The witness compares these projects to a human in outer space:
“He survives only as long as oxygen is supplied. And for a project to reach breakeven, it’s not enough to finance capex (equipment investments); you also have to cover part of the operating expenses until the project reaches profitability.”
Here, he points to institutional failure: the Ministry of Economic Development consistently opposed including operating expenses in project budgets. As a result, when funding ran out, projects suffocated.

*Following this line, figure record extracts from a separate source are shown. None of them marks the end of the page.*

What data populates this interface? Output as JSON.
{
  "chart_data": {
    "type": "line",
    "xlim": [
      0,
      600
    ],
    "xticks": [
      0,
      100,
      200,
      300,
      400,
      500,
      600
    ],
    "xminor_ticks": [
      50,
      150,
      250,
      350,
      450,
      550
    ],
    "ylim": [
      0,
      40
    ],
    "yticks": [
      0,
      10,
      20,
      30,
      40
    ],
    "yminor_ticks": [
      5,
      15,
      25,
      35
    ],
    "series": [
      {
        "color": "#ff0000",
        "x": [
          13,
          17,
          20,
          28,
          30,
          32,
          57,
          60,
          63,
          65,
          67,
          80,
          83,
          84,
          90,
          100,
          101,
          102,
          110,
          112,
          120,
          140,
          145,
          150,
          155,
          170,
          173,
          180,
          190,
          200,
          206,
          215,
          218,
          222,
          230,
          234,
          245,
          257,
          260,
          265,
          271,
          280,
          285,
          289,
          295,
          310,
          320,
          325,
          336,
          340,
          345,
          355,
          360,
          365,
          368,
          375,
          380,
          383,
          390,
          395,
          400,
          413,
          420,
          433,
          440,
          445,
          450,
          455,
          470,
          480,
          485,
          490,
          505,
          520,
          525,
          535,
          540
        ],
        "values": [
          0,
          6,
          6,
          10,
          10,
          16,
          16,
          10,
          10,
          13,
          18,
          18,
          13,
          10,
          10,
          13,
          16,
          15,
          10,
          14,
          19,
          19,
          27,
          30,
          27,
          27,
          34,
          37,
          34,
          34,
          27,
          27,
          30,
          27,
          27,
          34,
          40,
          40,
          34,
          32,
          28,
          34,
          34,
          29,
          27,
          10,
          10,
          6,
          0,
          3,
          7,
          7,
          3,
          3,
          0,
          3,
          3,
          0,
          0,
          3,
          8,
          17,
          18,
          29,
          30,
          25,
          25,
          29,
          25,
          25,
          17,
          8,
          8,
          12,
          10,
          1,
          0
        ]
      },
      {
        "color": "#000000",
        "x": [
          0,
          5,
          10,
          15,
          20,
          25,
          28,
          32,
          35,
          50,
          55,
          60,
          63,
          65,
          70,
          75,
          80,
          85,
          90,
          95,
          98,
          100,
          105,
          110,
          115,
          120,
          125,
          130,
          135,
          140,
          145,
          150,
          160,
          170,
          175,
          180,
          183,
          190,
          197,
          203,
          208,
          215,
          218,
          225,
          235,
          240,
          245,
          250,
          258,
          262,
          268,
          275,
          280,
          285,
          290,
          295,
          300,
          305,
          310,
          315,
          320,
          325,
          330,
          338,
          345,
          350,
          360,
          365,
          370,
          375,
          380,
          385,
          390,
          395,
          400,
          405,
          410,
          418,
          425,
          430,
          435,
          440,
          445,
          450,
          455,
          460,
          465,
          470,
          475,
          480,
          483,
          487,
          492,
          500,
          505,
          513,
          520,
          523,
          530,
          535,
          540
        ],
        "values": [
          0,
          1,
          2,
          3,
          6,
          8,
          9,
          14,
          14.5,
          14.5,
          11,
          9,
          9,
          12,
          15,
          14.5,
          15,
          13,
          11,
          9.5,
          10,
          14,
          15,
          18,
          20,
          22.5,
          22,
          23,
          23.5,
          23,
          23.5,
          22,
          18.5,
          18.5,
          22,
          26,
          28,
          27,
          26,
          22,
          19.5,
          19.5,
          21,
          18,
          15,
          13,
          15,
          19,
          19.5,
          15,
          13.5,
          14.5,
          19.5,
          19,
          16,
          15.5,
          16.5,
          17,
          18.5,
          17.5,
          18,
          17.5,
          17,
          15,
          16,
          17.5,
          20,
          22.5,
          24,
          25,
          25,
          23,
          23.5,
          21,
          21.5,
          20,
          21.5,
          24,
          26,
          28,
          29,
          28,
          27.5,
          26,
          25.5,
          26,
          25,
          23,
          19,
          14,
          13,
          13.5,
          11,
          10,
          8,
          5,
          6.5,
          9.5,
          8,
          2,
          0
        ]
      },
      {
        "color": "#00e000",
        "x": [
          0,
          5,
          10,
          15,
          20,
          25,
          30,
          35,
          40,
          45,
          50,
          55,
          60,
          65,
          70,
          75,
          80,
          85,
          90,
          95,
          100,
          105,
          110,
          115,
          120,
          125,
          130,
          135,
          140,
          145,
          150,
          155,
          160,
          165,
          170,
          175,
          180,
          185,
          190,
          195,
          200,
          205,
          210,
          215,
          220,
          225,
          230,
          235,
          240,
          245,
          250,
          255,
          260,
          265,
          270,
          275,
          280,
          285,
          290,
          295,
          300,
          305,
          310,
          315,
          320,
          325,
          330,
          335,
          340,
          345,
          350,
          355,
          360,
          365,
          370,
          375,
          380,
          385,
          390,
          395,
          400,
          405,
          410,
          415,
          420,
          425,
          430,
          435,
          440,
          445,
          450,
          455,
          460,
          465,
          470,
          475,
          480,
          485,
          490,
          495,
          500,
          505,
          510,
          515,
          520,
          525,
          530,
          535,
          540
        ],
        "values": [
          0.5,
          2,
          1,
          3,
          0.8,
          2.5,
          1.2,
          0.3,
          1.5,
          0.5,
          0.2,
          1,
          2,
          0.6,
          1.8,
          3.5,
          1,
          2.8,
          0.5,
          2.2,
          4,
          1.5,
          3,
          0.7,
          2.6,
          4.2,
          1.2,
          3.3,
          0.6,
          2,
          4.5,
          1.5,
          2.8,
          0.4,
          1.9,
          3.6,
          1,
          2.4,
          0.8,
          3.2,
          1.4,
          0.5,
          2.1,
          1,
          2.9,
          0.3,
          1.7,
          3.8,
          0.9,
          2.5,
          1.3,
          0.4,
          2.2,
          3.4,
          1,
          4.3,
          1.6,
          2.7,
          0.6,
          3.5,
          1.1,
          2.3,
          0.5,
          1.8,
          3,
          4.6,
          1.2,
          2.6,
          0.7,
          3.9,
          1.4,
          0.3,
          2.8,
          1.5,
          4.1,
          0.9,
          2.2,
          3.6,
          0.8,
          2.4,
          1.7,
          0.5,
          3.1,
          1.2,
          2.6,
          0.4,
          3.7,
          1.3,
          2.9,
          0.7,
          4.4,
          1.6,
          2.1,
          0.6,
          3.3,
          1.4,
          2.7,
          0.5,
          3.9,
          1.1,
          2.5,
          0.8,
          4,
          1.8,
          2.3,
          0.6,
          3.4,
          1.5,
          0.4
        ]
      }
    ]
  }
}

“By formal criteria, any startup is bankrupt as soon as shareholder money runs out,” the witness explains. “All successful ROSNANO examples involved long-term effort and faith in the project — like raising a child until the age of three.”
The darkest — and most sarcastic — part of the testimony concerns the period after Chubais’s departure in 2020. According to the witness, under the new leadership of Sergey Kulikov, inertia initially persisted, but then “the old managers left, new ones came in. Everything started changing, and chaos followed.”
A special place is given to the story of introducing “agile” management by a manager who arrived from the Kalashnikov Concern. The witness is baffled:
“Agile works for AvtoVAZ, where there’s an assembly line. But he didn’t care. And Kulikov didn’t dig into it either. Then the guy disappeared — and agile disappeared with him.”
Later, according to the former investment director, yet another manager arrived, and attitudes toward projects completely deteriorated:
“They stopped nurturing projects altogether — like, why bother with them? Investing money? Chubais is to blame for everything, end of story.”
The witness himself left in 2022:
“When I realized I could no longer work and engage in imitation. I was right.”
His words are a verdict not against individual managers, but against the entire system: first innovation was killed by PR, and then finished off by inaction and a mindset of “don’t stick your neck out.”